Based on experience, Israeli will opt to attack in two possible contexts. The first is tactical: to hit a new arms shipment, or a weapons system that is about to be deployed. Israel has openly expressed concern about efforts by Iran to introduce such systems to protect its future military entrenchment in Syria, and has vowed to thwart such ambitions.
The second context is to send a strategic signal. The latest attack happened during the very week in which the Assad regime, assisted by Russia and Iran, advanced toward regaining its control over southern Syria, and its return to the country’s southwest corner, its Golan Heights.
The fact that the bombing was carried out three days before Prime Minister Benjamin Netanyahu is due to meet with Russian President Vladimir Putin in Moscow sends a message. Israel (assuming it is indeed behind Sunday's attack) is determined to protect its interests and is not afraid of Russian reservations or an Iranian reaction.

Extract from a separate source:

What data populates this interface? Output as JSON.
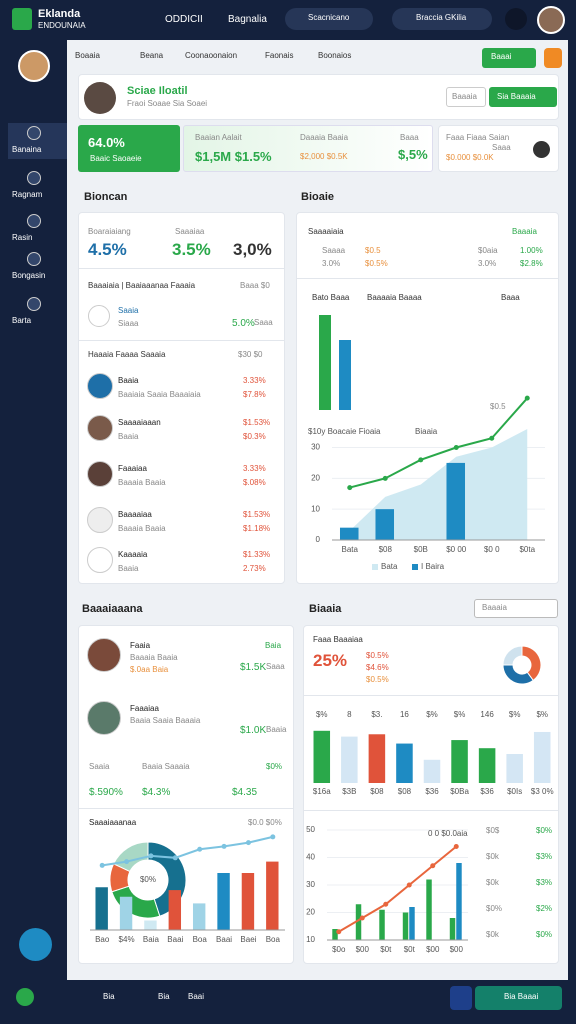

In contrast to information leaked from Israel and to Russian insinuations in recent months, there is no new political arrangement in southern Syria. In practice, Israel has come to terms with the return of the Assad regime and insofar as is known, does not intend to intervene on behalf of the local rebel militias operating in the villages not far from the border with Israel's Golan Heights. Israel remains focused on its declared interest: expelling the Iranians and their militias from all Syrian territory – particularly in the south.
Moscow has hinted that it will act to keep the Iranians 80 kilometers away from the border, but the degree of its commitment to doing so remains unclear, even though both Russian officials and Syrian President Bashar Assad seem less keen on collaborating with Tehran than in the past. Evidence of that is the fact that Russia seems to be making peace with attacks that have been attributed to Israel against Iranian targets in Syria (there was yet another exchange of hostilities on May 10 – hours after Netanyahu returned from his last visit to Putin).
Israel's claim, which Netanyahu keeps repeating lately, is that it is not enough to draw an artificial line in the sand dozens of kilometers away from the border with Syria. Iran’s weapons have longer ranges than the distance Russia is prepared to take into consideration. Israel declares that as long as there is any Iranian presence in Syria, even indirect, it feels threatened. Netanyahu is thus presenting a far-reaching demand – and signaling that he means to try to enforce it, despite the not-insignificant risks involved.
In the background is Israel's ongoing failure to handle a similar threat, from Hezbollah, during a period of over 20 years. Hezbollah’s arsenal of rockets and missiles has grown, encouraged and funded by Tehran, from hundreds at the end of the Israel Defense Forces' Grapes of Wrath campaign in 1996, to about 13,000 on the eve of the Second Lebanon War, a decade later, to more than 100,000 today.
In Jerusalem they still think that the new Iranian threat from Syria can be destroyed while it is still emerging.
On the other hand, there are assessments in Israel to the effect that, despite the developing domestic Iranian dialogue, the commander of the Iranian Revolutionary Guards’ Quds force, General Qassem Soleimani, is determined to continue the project of Iran’s military entrenchment in Syria. He sees Syria as a jumping-off place for fighting Israel over time. At the same time, Soleimani and his people are assisting Hezbollah in improving the efficacy of its arsenal of guided missiles and rockets in striking infrastructure targets in the Israeli home front.
Jerusalem describes the effort to thwart Iran and Hezbollah, supported by the Trump administration, as a national strategic interest. When Netanyahu returned from Moscow on May 10, Soleimani ordered his forces to fire rockets from Syria at IDF outposts in the Golan Heights. The attacks failed and some of the rockets were intercepted by the Iron Dome batteries. Israel responded by bombing additional Iranian targets.
For a second Soleimani seemed to be blinking, but now it’s become clear that Tehran is persisting. And that is the background to the Israeli intelligence assessment that's taking shape ahead of 2019: The probability of a pre-planned war against Israel seems very remote. On the other hand, the danger of an unanticipated deterioration of the situation, following exchanges of blows in the north, or in the Gaza Strip, is even higher than it has been in the last two years.